Watch this, laugh, then remember that these people vote, and weep.
Reining In The Idiots
I’d like to see a bill like this pass in every state:
The bill also includes a section mandating counseling for school officials who fail to distinguish between guns and things that resemble guns. School officials who fail to make such a distinction more than once would face discipline themselves.
The discipline should be firing. Anyone stupid enough to do such a thing twice, after counseling, shouldn’t be allowed within two hundred feet of a kid.
Asteroids
Earth gets a rush of weekend visitors:
“The scary part of this one is that it’s something we didn’t even know about,” Patrick Paolucci, president of Slooh Space Camera, said during a webcast featuring live images of the asteroid from a telescope in the Canary Islands.
At least we’re doing a better job of looking for them now. And crowdsourcing of the amateurs with their increasing capabilities could help. A couple decades ago, hardly anyone was talking or writing about this, though I was.
Nurse Bloomberg
Just in case you don’t think he has a screw or two loose:
New York City mayor Michael Bloomberg expressed concern that private jet owners could clog up the city’s homeless shelters.
It’s frustrating that some of the screwiest people can become billionaires. Or presidents and mayors.
Inspiration Mars
Some thoughts from Dennis Wingo.
I haven’t crunched any numbers (and am unlikely to absent a paying client), but it struck me at the time that it was very unlikely that this mission is technically feasible in a single launch, unless the launcher is SLS. Which would, of course, put it outside the range of financial feasibility, not to mention schedule feasibility…
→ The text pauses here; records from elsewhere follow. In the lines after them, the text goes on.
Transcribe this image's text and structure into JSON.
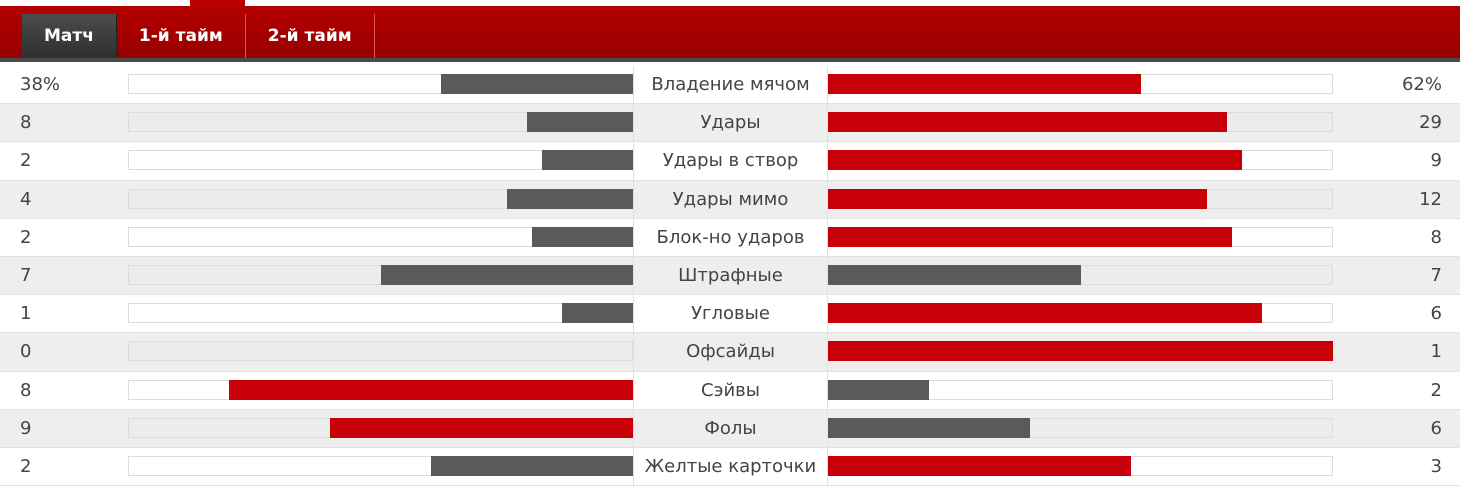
{
  "tabs": [
    {
      "label": "Матч",
      "active": true
    },
    {
      "label": "1-й тайм",
      "active": false
    },
    {
      "label": "2-й тайм",
      "active": false
    }
  ],
  "colors": {
    "red": "#c8000a",
    "gray": "#5a5a5a"
  },
  "stats": [
    {
      "name": "Владение мячом",
      "left": "38%",
      "right": "62%",
      "left_frac": 0.38,
      "right_frac": 0.62,
      "left_color": "gray",
      "right_color": "red"
    },
    {
      "name": "Удары",
      "left": "8",
      "right": "29",
      "left_frac": 0.21,
      "right_frac": 0.79,
      "left_color": "gray",
      "right_color": "red"
    },
    {
      "name": "Удары в створ",
      "left": "2",
      "right": "9",
      "left_frac": 0.18,
      "right_frac": 0.82,
      "left_color": "gray",
      "right_color": "red"
    },
    {
      "name": "Удары мимо",
      "left": "4",
      "right": "12",
      "left_frac": 0.25,
      "right_frac": 0.75,
      "left_color": "gray",
      "right_color": "red"
    },
    {
      "name": "Блок-но ударов",
      "left": "2",
      "right": "8",
      "left_frac": 0.2,
      "right_frac": 0.8,
      "left_color": "gray",
      "right_color": "red"
    },
    {
      "name": "Штрафные",
      "left": "7",
      "right": "7",
      "left_frac": 0.5,
      "right_frac": 0.5,
      "left_color": "gray",
      "right_color": "gray"
    },
    {
      "name": "Угловые",
      "left": "1",
      "right": "6",
      "left_frac": 0.14,
      "right_frac": 0.86,
      "left_color": "gray",
      "right_color": "red"
    },
    {
      "name": "Офсайды",
      "left": "0",
      "right": "1",
      "left_frac": 0.0,
      "right_frac": 1.0,
      "left_color": "gray",
      "right_color": "red"
    },
    {
      "name": "Сэйвы",
      "left": "8",
      "right": "2",
      "left_frac": 0.8,
      "right_frac": 0.2,
      "left_color": "red",
      "right_color": "gray"
    },
    {
      "name": "Фолы",
      "left": "9",
      "right": "6",
      "left_frac": 0.6,
      "right_frac": 0.4,
      "left_color": "red",
      "right_color": "gray"
    },
    {
      "name": "Желтые карточки",
      "left": "2",
      "right": "3",
      "left_frac": 0.4,
      "right_frac": 0.6,
      "left_color": "gray",
      "right_color": "red"
    }
  ]
}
That’s actually a feature, though, rather than a bug. Demonstrating that a two-launch Mars scenario can work will dissipate much of the Fear, Uncertainty and Doubt promulgated by Senate Launch System boosters.
Marsageddon
Alan Boyle, supplemented by Henry Vanderbilt, has some thoughts on the potential comet strike of the Red Planet.
Josh Earnest
Am I the only one struck by the almost Dickensian poetry of that name for a White House spokesperson? Particular as it seem oxymoronic. Are we supposed to use the first, or last name as a guide to the veracity of statements made? Given the many absurd statements coming out of this White House, particularly lately, I’m going to go with the former.
Back On The Air
I drove up to Mojave and back yesterday, and then got busy trying to tweak the book website, so posting has obviously been light.
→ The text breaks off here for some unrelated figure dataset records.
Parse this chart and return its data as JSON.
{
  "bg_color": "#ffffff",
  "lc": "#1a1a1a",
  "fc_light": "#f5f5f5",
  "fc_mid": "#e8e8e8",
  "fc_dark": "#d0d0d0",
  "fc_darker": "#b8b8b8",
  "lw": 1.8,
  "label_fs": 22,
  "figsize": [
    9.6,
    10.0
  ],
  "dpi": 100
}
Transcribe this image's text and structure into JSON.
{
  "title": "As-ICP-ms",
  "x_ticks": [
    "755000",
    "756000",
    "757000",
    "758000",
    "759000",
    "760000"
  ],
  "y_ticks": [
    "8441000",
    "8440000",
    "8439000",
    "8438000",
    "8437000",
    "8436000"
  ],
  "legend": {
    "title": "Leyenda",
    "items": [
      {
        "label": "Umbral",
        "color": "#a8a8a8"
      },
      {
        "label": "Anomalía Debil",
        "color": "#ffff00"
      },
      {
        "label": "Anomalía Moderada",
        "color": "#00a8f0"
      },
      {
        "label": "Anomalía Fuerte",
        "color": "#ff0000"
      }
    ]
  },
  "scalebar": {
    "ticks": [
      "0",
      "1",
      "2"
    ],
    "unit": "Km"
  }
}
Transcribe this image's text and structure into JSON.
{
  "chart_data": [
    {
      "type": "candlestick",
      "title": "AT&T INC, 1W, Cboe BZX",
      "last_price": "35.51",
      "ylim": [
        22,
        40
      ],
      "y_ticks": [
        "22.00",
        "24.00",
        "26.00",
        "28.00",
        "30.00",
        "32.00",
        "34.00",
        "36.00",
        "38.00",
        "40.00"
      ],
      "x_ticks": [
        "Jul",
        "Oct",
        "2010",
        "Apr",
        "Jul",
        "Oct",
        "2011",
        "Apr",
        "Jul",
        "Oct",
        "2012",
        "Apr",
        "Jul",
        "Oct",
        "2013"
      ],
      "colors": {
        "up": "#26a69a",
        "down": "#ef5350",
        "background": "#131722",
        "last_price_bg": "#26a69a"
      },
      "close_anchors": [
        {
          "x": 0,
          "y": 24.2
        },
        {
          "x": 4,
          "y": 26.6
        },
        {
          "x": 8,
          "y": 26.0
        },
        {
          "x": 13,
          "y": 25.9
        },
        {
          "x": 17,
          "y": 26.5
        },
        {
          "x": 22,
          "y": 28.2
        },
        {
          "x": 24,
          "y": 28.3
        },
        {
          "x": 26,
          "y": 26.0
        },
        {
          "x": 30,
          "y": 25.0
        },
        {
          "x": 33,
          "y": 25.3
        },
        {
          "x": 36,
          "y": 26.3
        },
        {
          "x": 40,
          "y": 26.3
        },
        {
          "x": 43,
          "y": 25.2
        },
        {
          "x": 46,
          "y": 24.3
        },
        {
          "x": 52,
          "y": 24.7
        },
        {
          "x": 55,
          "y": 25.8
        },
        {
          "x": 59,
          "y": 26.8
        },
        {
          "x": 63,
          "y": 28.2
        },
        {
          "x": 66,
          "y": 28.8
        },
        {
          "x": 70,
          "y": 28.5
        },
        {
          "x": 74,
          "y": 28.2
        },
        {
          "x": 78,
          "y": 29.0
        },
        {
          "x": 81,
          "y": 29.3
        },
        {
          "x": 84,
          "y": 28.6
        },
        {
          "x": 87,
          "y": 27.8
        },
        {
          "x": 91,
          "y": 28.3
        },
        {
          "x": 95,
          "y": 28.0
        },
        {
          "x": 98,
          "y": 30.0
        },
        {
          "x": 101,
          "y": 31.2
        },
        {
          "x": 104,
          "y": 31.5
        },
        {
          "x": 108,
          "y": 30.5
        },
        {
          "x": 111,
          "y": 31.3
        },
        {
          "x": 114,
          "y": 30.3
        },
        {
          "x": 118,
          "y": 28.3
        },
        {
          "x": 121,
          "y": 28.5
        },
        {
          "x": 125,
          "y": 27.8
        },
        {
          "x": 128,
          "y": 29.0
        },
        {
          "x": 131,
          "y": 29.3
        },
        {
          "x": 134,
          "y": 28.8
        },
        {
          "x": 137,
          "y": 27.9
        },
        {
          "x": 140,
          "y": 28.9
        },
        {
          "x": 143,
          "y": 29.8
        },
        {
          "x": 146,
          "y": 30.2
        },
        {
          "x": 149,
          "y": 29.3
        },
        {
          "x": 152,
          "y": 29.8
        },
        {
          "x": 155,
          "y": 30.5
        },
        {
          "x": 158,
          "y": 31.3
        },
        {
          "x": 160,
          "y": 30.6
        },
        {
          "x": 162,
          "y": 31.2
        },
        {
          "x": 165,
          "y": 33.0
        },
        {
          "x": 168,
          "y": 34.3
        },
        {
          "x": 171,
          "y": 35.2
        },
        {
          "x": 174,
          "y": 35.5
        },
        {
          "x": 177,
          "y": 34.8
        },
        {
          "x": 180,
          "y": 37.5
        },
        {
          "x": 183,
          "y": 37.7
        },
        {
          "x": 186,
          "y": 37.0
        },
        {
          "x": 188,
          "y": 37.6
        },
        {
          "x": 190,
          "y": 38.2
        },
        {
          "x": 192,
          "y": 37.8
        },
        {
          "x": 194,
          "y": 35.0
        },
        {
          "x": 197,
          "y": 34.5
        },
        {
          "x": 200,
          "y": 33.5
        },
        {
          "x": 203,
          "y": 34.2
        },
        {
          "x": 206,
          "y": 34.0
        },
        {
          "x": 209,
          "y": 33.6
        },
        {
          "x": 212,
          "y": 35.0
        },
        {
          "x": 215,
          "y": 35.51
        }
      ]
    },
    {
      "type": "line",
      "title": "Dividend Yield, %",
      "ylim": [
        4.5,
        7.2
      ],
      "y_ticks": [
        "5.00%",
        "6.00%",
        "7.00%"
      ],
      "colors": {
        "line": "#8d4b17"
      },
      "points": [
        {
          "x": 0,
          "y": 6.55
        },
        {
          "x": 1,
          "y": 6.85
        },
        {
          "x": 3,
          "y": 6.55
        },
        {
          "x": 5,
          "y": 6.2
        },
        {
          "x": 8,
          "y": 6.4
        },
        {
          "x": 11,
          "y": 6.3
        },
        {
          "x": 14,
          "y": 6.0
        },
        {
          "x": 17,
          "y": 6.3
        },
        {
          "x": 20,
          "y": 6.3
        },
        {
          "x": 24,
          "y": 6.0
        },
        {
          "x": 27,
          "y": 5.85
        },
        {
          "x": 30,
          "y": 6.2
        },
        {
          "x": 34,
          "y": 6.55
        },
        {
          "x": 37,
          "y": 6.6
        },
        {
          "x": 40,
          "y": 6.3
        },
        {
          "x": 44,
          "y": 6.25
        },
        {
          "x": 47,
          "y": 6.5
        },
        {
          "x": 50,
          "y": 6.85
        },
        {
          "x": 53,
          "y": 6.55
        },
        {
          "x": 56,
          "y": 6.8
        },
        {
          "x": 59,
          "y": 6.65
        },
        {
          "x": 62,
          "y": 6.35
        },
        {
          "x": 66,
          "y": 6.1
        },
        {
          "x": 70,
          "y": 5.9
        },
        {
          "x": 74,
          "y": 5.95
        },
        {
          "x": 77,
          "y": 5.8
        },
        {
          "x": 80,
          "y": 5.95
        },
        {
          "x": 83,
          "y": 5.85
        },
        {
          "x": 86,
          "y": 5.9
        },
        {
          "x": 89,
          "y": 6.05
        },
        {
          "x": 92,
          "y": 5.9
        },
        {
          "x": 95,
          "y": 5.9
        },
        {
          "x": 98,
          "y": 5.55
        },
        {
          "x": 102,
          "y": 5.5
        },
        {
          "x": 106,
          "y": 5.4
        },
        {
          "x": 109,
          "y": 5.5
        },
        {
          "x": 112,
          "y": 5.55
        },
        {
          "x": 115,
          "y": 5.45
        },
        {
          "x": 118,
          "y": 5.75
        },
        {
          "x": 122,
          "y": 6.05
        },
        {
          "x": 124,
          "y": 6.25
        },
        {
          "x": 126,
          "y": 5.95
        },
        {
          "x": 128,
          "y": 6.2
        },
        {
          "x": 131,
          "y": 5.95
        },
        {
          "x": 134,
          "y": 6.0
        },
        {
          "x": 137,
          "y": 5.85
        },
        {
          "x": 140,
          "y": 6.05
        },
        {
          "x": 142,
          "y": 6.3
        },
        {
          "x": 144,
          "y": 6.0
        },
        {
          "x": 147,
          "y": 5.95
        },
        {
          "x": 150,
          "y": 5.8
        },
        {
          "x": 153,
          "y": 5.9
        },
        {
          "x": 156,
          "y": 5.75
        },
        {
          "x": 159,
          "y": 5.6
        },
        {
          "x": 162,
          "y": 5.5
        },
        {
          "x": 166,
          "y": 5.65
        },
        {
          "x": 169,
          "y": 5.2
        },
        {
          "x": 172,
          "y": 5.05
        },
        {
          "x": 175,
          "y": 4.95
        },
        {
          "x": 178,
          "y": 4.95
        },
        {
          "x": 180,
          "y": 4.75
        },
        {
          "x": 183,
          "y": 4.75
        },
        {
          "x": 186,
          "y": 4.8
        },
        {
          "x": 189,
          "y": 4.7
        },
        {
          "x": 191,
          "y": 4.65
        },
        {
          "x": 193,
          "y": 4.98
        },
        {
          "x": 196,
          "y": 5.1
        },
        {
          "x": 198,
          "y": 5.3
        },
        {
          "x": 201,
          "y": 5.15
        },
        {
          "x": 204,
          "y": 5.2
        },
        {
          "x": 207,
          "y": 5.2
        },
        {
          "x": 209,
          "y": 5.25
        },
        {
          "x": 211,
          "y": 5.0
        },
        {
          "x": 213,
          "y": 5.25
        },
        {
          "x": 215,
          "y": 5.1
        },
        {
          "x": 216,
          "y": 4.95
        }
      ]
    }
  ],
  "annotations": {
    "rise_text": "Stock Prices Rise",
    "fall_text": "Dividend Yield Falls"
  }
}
Can anyone tell me why the sidebar is displaying at the bottom of the page on the static home page, but on the side where it belongs on the dynamic pages? I’m not seeing any significant difference in the code, unless it’s a stylesheet issue.
The Blue Civil War
For decades, Democrats have straddled a divide: they sought to represent both the producers of government services and the low and middle income citizens who depend on those services. Democrats want the votes and the contributions of teacher unions, and they want the votes of the parents whose kids attend public schools. As long as the blue model worked, the contradictions could be managed.
Increasingly, however, the contradictions have come to the fore. Teacher unions want life employment for incompetent teachers; their representatives negotiate farcically unsound pension arrangements with complaisant politicians and want taxpayers to pony up when the huge bills come due. Other producers of government services also have their sweetheart deals.
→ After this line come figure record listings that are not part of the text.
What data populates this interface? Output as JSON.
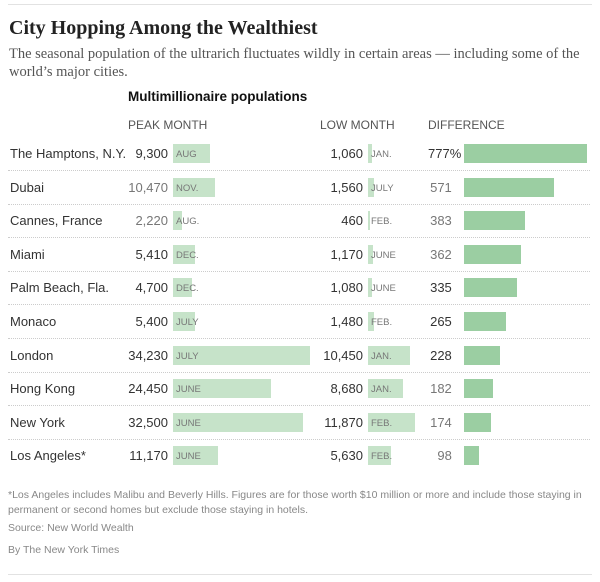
{
  "title": "City Hopping Among the Wealthiest",
  "subtitle": "The seasonal population of the ultrarich fluctuates wildly in certain areas — including some of the world’s major cities.",
  "colors": {
    "peak_low_bar": "#c6e3c9",
    "difference_bar": "#9bcea2"
  },
  "chart_data": {
    "type": "table",
    "title": "Multimillionaire populations",
    "columns": [
      "PEAK MONTH",
      "LOW MONTH",
      "DIFFERENCE"
    ],
    "rows": [
      {
        "city": "The Hamptons, N.Y.",
        "peak": 9300,
        "peak_label": "9,300",
        "peak_month": "AUG",
        "low": 1060,
        "low_label": "1,060",
        "low_month": "JAN.",
        "diff": 777,
        "diff_label": "777%"
      },
      {
        "city": "Dubai",
        "peak": 10470,
        "peak_label": "10,470",
        "peak_month": "NOV.",
        "low": 1560,
        "low_label": "1,560",
        "low_month": "JULY",
        "diff": 571,
        "diff_label": "571"
      },
      {
        "city": "Cannes, France",
        "peak": 2220,
        "peak_label": "2,220",
        "peak_month": "AUG.",
        "low": 460,
        "low_label": "460",
        "low_month": "FEB.",
        "diff": 383,
        "diff_label": "383"
      },
      {
        "city": "Miami",
        "peak": 5410,
        "peak_label": "5,410",
        "peak_month": "DEC.",
        "low": 1170,
        "low_label": "1,170",
        "low_month": "JUNE",
        "diff": 362,
        "diff_label": "362"
      },
      {
        "city": "Palm Beach, Fla.",
        "peak": 4700,
        "peak_label": "4,700",
        "peak_month": "DEC.",
        "low": 1080,
        "low_label": "1,080",
        "low_month": "JUNE",
        "diff": 335,
        "diff_label": "335"
      },
      {
        "city": "Monaco",
        "peak": 5400,
        "peak_label": "5,400",
        "peak_month": "JULY",
        "low": 1480,
        "low_label": "1,480",
        "low_month": "FEB.",
        "diff": 265,
        "diff_label": "265"
      },
      {
        "city": "London",
        "peak": 34230,
        "peak_label": "34,230",
        "peak_month": "JULY",
        "low": 10450,
        "low_label": "10,450",
        "low_month": "JAN.",
        "diff": 228,
        "diff_label": "228"
      },
      {
        "city": "Hong Kong",
        "peak": 24450,
        "peak_label": "24,450",
        "peak_month": "JUNE",
        "low": 8680,
        "low_label": "8,680",
        "low_month": "JAN.",
        "diff": 182,
        "diff_label": "182"
      },
      {
        "city": "New York",
        "peak": 32500,
        "peak_label": "32,500",
        "peak_month": "JUNE",
        "low": 11870,
        "low_label": "11,870",
        "low_month": "FEB.",
        "diff": 174,
        "diff_label": "174"
      },
      {
        "city": "Los Angeles*",
        "peak": 11170,
        "peak_label": "11,170",
        "peak_month": "JUNE",
        "low": 5630,
        "low_label": "5,630",
        "low_month": "FEB.",
        "diff": 98,
        "diff_label": "98"
      }
    ]
  },
  "footnote": "*Los Angeles includes Malibu and Beverly Hills. Figures are for those worth $10 million or more and include those staying in permanent or second homes but exclude those staying in hotels.",
  "source": "Source: New World Wealth",
  "credit": "By The New York Times"
}
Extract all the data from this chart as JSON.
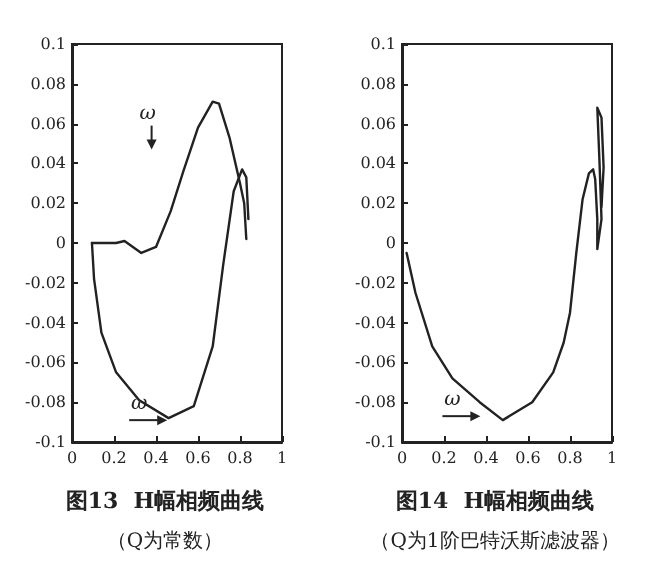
{
  "chart_data": [
    {
      "type": "line",
      "title": "图13  H幅相频曲线",
      "subtitle": "（Q为常数）",
      "xlim": [
        0,
        1
      ],
      "ylim": [
        -0.1,
        0.1
      ],
      "xticks": [
        0,
        0.2,
        0.4,
        0.6,
        0.8,
        1
      ],
      "yticks": [
        -0.1,
        -0.08,
        -0.06,
        -0.04,
        -0.02,
        0,
        0.02,
        0.04,
        0.06,
        0.08,
        0.1
      ],
      "grid": false,
      "marker": "none",
      "line_style": "solid",
      "annotations": [
        "ω",
        "ω"
      ],
      "series": [
        {
          "color": "#222222",
          "x": [
            0.095,
            0.105,
            0.14,
            0.21,
            0.32,
            0.46,
            0.58,
            0.67,
            0.72,
            0.77,
            0.81,
            0.83,
            0.84
          ],
          "values": [
            0,
            -0.018,
            -0.045,
            -0.065,
            -0.079,
            -0.088,
            -0.082,
            -0.052,
            -0.011,
            0.026,
            0.037,
            0.033,
            0.012
          ]
        },
        {
          "color": "#222222",
          "x": [
            0.83,
            0.82,
            0.8,
            0.75,
            0.7,
            0.67,
            0.6,
            0.53,
            0.47,
            0.4,
            0.33,
            0.25,
            0.21,
            0.095
          ],
          "values": [
            0.002,
            0.02,
            0.03,
            0.053,
            0.07,
            0.071,
            0.058,
            0.036,
            0.016,
            -0.002,
            -0.005,
            0.001,
            0,
            0
          ]
        }
      ]
    },
    {
      "type": "line",
      "title": "图14  H幅相频曲线",
      "subtitle": "（Q为1阶巴特沃斯滤波器）",
      "xlim": [
        0,
        1
      ],
      "ylim": [
        -0.1,
        0.1
      ],
      "xticks": [
        0,
        0.2,
        0.4,
        0.6,
        0.8,
        1
      ],
      "yticks": [
        -0.1,
        -0.08,
        -0.06,
        -0.04,
        -0.02,
        0,
        0.02,
        0.04,
        0.06,
        0.08,
        0.1
      ],
      "grid": false,
      "marker": "none",
      "line_style": "solid",
      "annotations": [
        "ω"
      ],
      "series": [
        {
          "color": "#222222",
          "x": [
            0.022,
            0.064,
            0.144,
            0.24,
            0.37,
            0.48,
            0.62,
            0.72,
            0.77,
            0.8,
            0.83,
            0.86,
            0.89,
            0.91,
            0.92,
            0.93,
            0.93,
            0.95,
            0.94,
            0.93,
            0.95,
            0.96,
            0.95
          ],
          "values": [
            -0.005,
            -0.025,
            -0.052,
            -0.068,
            -0.08,
            -0.089,
            -0.08,
            -0.065,
            -0.05,
            -0.035,
            -0.005,
            0.022,
            0.035,
            0.037,
            0.032,
            0.012,
            -0.003,
            0.012,
            0.042,
            0.068,
            0.063,
            0.038,
            0.018
          ]
        }
      ]
    }
  ]
}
The result is that the consumers of government services, many of whom of course are Democrats, are getting a raw deal. They are paying too much money in taxes to support a system of government that, however outstanding and dedicated some people in it may be, simply cannot deliver acceptable services at a reasonable cost. The Democratic claim to represent both sides fairly is getting harder to sustain.
What can’t go on, eventually won’t.
[Update a while later]
Who Can Defend Hugo Chavez?
In a different era, he might have been called a fascist. After all, Hugo Chávez was an anti-Semitic demagogue and chauvinistic nationalist who hated Israel, hated the United States, hated democracy, and favored state control of the economy. A onetime paratrooper and failed coup leader, Chávez aggressively militarized Venezuelan society, creating pro-government citizen brigades to serve as his own praetorian guard and arming them with Russian-made assault rifles. He threatened neighboring countries and constantly warned of looming foreign invasions. He promulgated wild conspiracy theories about Jews and Americans. He befriended the most reactionary and fascistic governments on earth, including the theocracy in Iran, the gangster regime in Russia, and the racist Mugabe dictatorship in Zimbabwe.
I’m happy to call him one in this era. And he is living proof of Jonah Goldberg’s thesis.